Communication overhead
Put all the “reduction” operations together gives the same amount of communication as the “reduce-scatter” operation based on all gradient in $P_{os}$, plus “all-gather”, it give the same communication as the original DP.

ZeRO-DP $P_{os+g+p}$

Each DP GPU only store a certain part of parameters further. When the parameters outside of its partition are required for forward and backward propagation, they are received from the appropriate data parallel process through broadcast. The rest is the same as $P_{os+g}$.

Coummnication overhead
As stated by the authors, these extra broadcast operations cuases $1.5\times$ overhead compared with the previous two cases.

When $P_{os+g+p}$ is applied, the memory per GPU can be reduced by $N_d\times$, enabling very large models (1 trillion parameters) to fit in the GPU cluster with 1024 GPUs:


Here, with 1024 DP, each GPU only consumes 15.6 G memory for a 1 T model, which is lower than its limit (i.e., 32G for V100).

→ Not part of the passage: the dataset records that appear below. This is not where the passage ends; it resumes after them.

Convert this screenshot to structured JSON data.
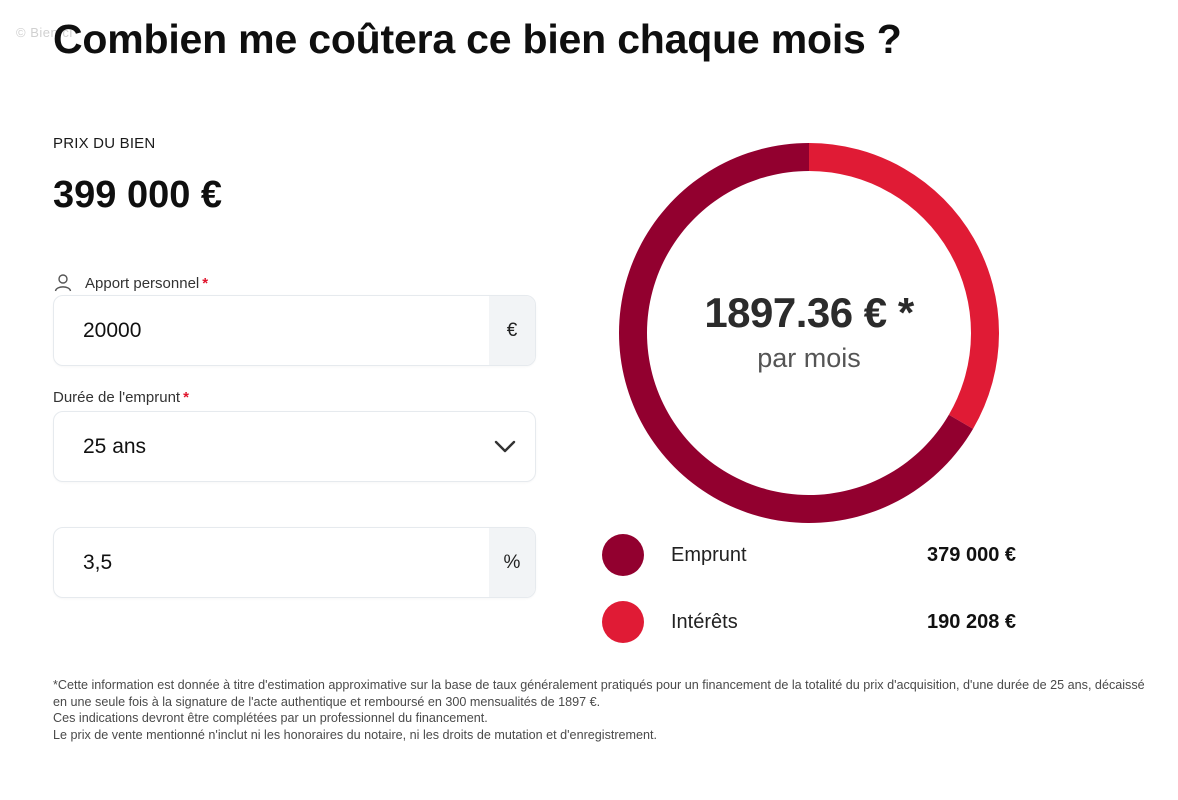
{
  "watermark": "© BienIci",
  "title": "Combien me coûtera ce bien chaque mois ?",
  "price": {
    "label": "PRIX DU BIEN",
    "value": "399 000 €"
  },
  "apport": {
    "label": "Apport personnel",
    "required_mark": "*",
    "value": "20000",
    "unit": "€"
  },
  "duree": {
    "label": "Durée de l'emprunt",
    "required_mark": "*",
    "selected": "25 ans"
  },
  "taux": {
    "value": "3,5",
    "unit": "%"
  },
  "result": {
    "monthly": "1897.36 € *",
    "per_month": "par mois"
  },
  "chart_data": {
    "type": "pie",
    "categories": [
      "Emprunt",
      "Intérêts"
    ],
    "values": [
      379000,
      190208
    ],
    "colors": [
      "#92002f",
      "#e01b35"
    ],
    "start_angle_deg": 0
  },
  "legend": [
    {
      "label": "Emprunt",
      "amount": "379 000 €",
      "color": "#92002f"
    },
    {
      "label": "Intérêts",
      "amount": "190 208 €",
      "color": "#e01b35"
    }
  ],
  "disclaimer": {
    "line1": "*Cette information est donnée à titre d'estimation approximative sur la base de taux généralement pratiqués pour un financement de la totalité du prix d'acquisition, d'une durée de 25 ans, décaissé en une seule fois à la signature de l'acte authentique et remboursé en 300 mensualités de 1897 €.",
    "line2": "Ces indications devront être complétées par un professionnel du financement.",
    "line3": "Le prix de vente mentionné n'inclut ni les honoraires du notaire, ni les droits de mutation et d'enregistrement."
  }
}
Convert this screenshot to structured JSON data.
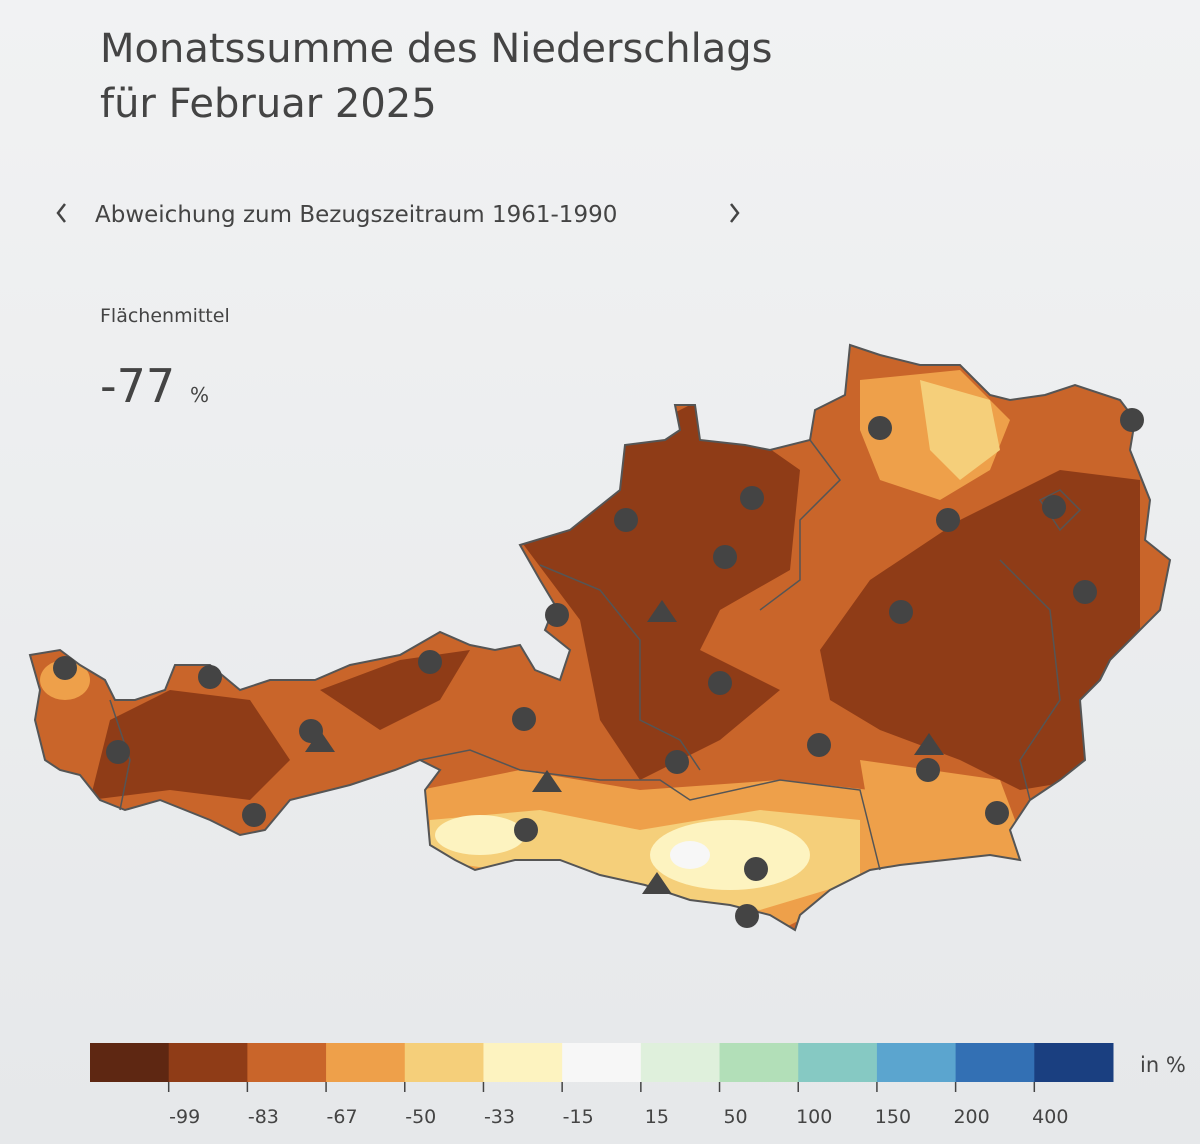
{
  "title": [
    "Monatssumme des Niederschlags",
    "für Februar 2025"
  ],
  "nav": {
    "label": "Abweichung zum Bezugszeitraum 1961-1990"
  },
  "area_mean": {
    "label": "Flächenmittel",
    "value": -77,
    "unit": "%"
  },
  "legend": {
    "colors": [
      "#5e2712",
      "#8f3c17",
      "#c9652a",
      "#eea04a",
      "#f5cf7a",
      "#fdf3c0",
      "#f7f7f7",
      "#dff0dc",
      "#b2dfb8",
      "#86c9c3",
      "#5ba5cf",
      "#3370b4",
      "#1a3f80"
    ],
    "ticks": [
      -99,
      -83,
      -67,
      -50,
      -33,
      -15,
      15,
      50,
      100,
      150,
      200,
      400
    ],
    "unit": "in %"
  }
}
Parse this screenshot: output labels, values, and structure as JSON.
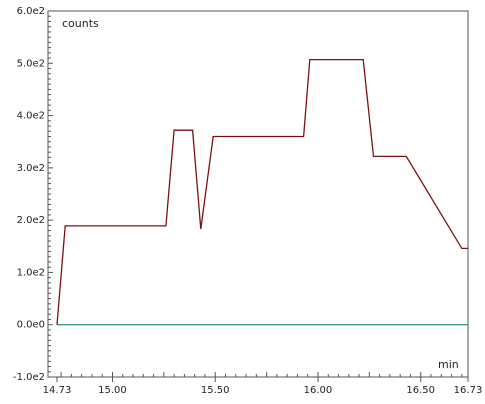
{
  "chart_data": {
    "type": "line",
    "title": "",
    "ylabel": "counts",
    "xlabel": "min",
    "xlim": [
      14.73,
      16.73
    ],
    "ylim": [
      -100,
      600
    ],
    "grid": false,
    "x_tick_labels": [
      {
        "value": 14.73,
        "label": "14.73"
      },
      {
        "value": 15.0,
        "label": "15.00"
      },
      {
        "value": 15.5,
        "label": "15.50"
      },
      {
        "value": 16.0,
        "label": "16.00"
      },
      {
        "value": 16.5,
        "label": "16.50"
      },
      {
        "value": 16.73,
        "label": "16.73"
      }
    ],
    "y_tick_labels": [
      {
        "value": 600,
        "label": "6.0e2"
      },
      {
        "value": 500,
        "label": "5.0e2"
      },
      {
        "value": 400,
        "label": "4.0e2"
      },
      {
        "value": 300,
        "label": "3.0e2"
      },
      {
        "value": 200,
        "label": "2.0e2"
      },
      {
        "value": 100,
        "label": "1.0e2"
      },
      {
        "value": 0,
        "label": "0.0e0"
      },
      {
        "value": -100,
        "label": "-1.0e2"
      }
    ],
    "series": [
      {
        "color": "#7a1111",
        "x": [
          14.73,
          14.77,
          15.26,
          15.3,
          15.39,
          15.43,
          15.49,
          15.65,
          15.93,
          15.96,
          16.22,
          16.27,
          16.43,
          16.7,
          16.73
        ],
        "y": [
          0,
          189,
          189,
          372,
          372,
          183,
          360,
          360,
          360,
          507,
          507,
          322,
          322,
          146,
          146
        ]
      },
      {
        "color": "#3f9a90",
        "x": [
          14.73,
          16.73
        ],
        "y": [
          0,
          0
        ]
      }
    ]
  }
}
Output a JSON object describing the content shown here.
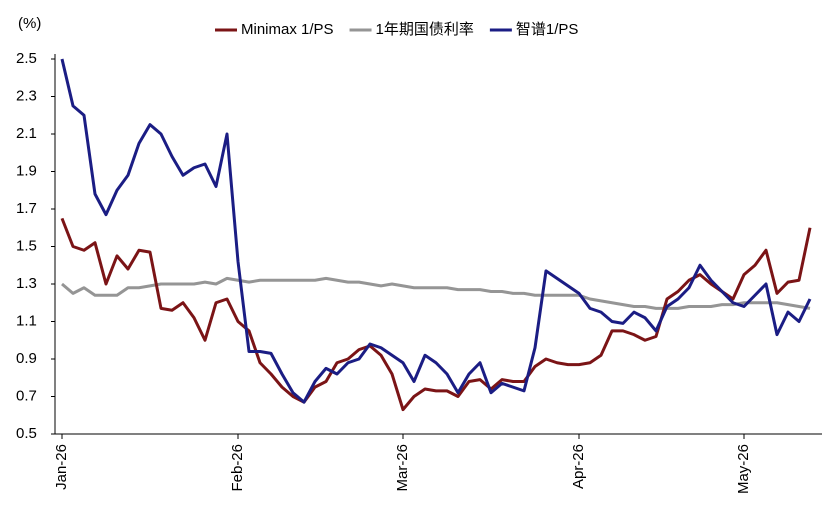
{
  "chart_data": {
    "type": "line",
    "y_label": "(%)",
    "categories": [
      "Jan-26",
      null,
      null,
      null,
      null,
      null,
      null,
      null,
      null,
      null,
      null,
      null,
      null,
      null,
      null,
      null,
      "Feb-26",
      null,
      null,
      null,
      null,
      null,
      null,
      null,
      null,
      null,
      null,
      null,
      null,
      null,
      null,
      "Mar-26",
      null,
      null,
      null,
      null,
      null,
      null,
      null,
      null,
      null,
      null,
      null,
      null,
      null,
      null,
      null,
      "Apr-26",
      null,
      null,
      null,
      null,
      null,
      null,
      null,
      null,
      null,
      null,
      null,
      null,
      null,
      null,
      "May-26",
      null,
      null,
      null,
      null,
      null,
      null
    ],
    "series": [
      {
        "name": "Minimax 1/PS",
        "color": "#7b1416",
        "values": [
          1.65,
          1.5,
          1.48,
          1.52,
          1.3,
          1.45,
          1.38,
          1.48,
          1.47,
          1.17,
          1.16,
          1.2,
          1.12,
          1.0,
          1.2,
          1.22,
          1.1,
          1.05,
          0.88,
          0.82,
          0.75,
          0.7,
          0.67,
          0.75,
          0.78,
          0.88,
          0.9,
          0.95,
          0.97,
          0.92,
          0.82,
          0.63,
          0.7,
          0.74,
          0.73,
          0.73,
          0.7,
          0.78,
          0.79,
          0.74,
          0.79,
          0.78,
          0.78,
          0.86,
          0.9,
          0.88,
          0.87,
          0.87,
          0.88,
          0.92,
          1.05,
          1.05,
          1.03,
          1.0,
          1.02,
          1.22,
          1.26,
          1.32,
          1.35,
          1.3,
          1.26,
          1.22,
          1.35,
          1.4,
          1.48,
          1.25,
          1.31,
          1.32,
          1.6
        ]
      },
      {
        "name": "1年期国债利率",
        "color": "#959595",
        "values": [
          1.3,
          1.25,
          1.28,
          1.24,
          1.24,
          1.24,
          1.28,
          1.28,
          1.29,
          1.3,
          1.3,
          1.3,
          1.3,
          1.31,
          1.3,
          1.33,
          1.32,
          1.31,
          1.32,
          1.32,
          1.32,
          1.32,
          1.32,
          1.32,
          1.33,
          1.32,
          1.31,
          1.31,
          1.3,
          1.29,
          1.3,
          1.29,
          1.28,
          1.28,
          1.28,
          1.28,
          1.27,
          1.27,
          1.27,
          1.26,
          1.26,
          1.25,
          1.25,
          1.24,
          1.24,
          1.24,
          1.24,
          1.24,
          1.22,
          1.21,
          1.2,
          1.19,
          1.18,
          1.18,
          1.17,
          1.17,
          1.17,
          1.18,
          1.18,
          1.18,
          1.19,
          1.19,
          1.2,
          1.2,
          1.2,
          1.2,
          1.19,
          1.18,
          1.17
        ]
      },
      {
        "name": "智谱1/PS",
        "color": "#1b1d84",
        "values": [
          2.5,
          2.25,
          2.2,
          1.78,
          1.67,
          1.8,
          1.88,
          2.05,
          2.15,
          2.1,
          1.98,
          1.88,
          1.92,
          1.94,
          1.82,
          2.1,
          1.42,
          0.94,
          0.94,
          0.93,
          0.82,
          0.72,
          0.67,
          0.78,
          0.85,
          0.82,
          0.88,
          0.9,
          0.98,
          0.96,
          0.92,
          0.88,
          0.78,
          0.92,
          0.88,
          0.82,
          0.72,
          0.82,
          0.88,
          0.72,
          0.77,
          0.75,
          0.73,
          0.96,
          1.37,
          1.33,
          1.29,
          1.25,
          1.17,
          1.15,
          1.1,
          1.09,
          1.15,
          1.12,
          1.05,
          1.18,
          1.22,
          1.28,
          1.4,
          1.32,
          1.26,
          1.2,
          1.18,
          1.24,
          1.3,
          1.03,
          1.15,
          1.1,
          1.22
        ]
      }
    ],
    "ylim": [
      0.5,
      2.5
    ],
    "yticks": [
      0.5,
      0.7,
      0.9,
      1.1,
      1.3,
      1.5,
      1.7,
      1.9,
      2.1,
      2.3,
      2.5
    ],
    "legend": "top"
  }
}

ZeRO-R to reduce residual memry

ZeRO-R $P_a$ and $P_{a+cpu}$

In my opinion, $P_a$ would be similar to sequence parallelism in Megatron-LM, but ZeRO might partition the activations along different dimensions along MP. Then $P_{a+cpu}$ additionally store the activations in CPU to free GPU memory.

ZeRO-R $C_B$ and $M_D$

For $C_B$, they simply use a performance-efficient constant-size fused buffer when the model becomes too large. For $M_D$, ZeRO does memory defragmentation on-the-fly by pre-allocating contiguous memory chunks for activation checkpoints and gradients, and copying them over to the pre-allocated memory as they are produced. MD not only enables ZeRO to train larger models with larger batch sizes, but also improves efficiency when training with limited memory.

Conlusion

ZeRO goes with DP, so from the perspective of model parameters, it doesn’t refactor the archiecture like MP. It can be combined with MP like Megatron to further scale the training while outperforming combining DP and MP alone.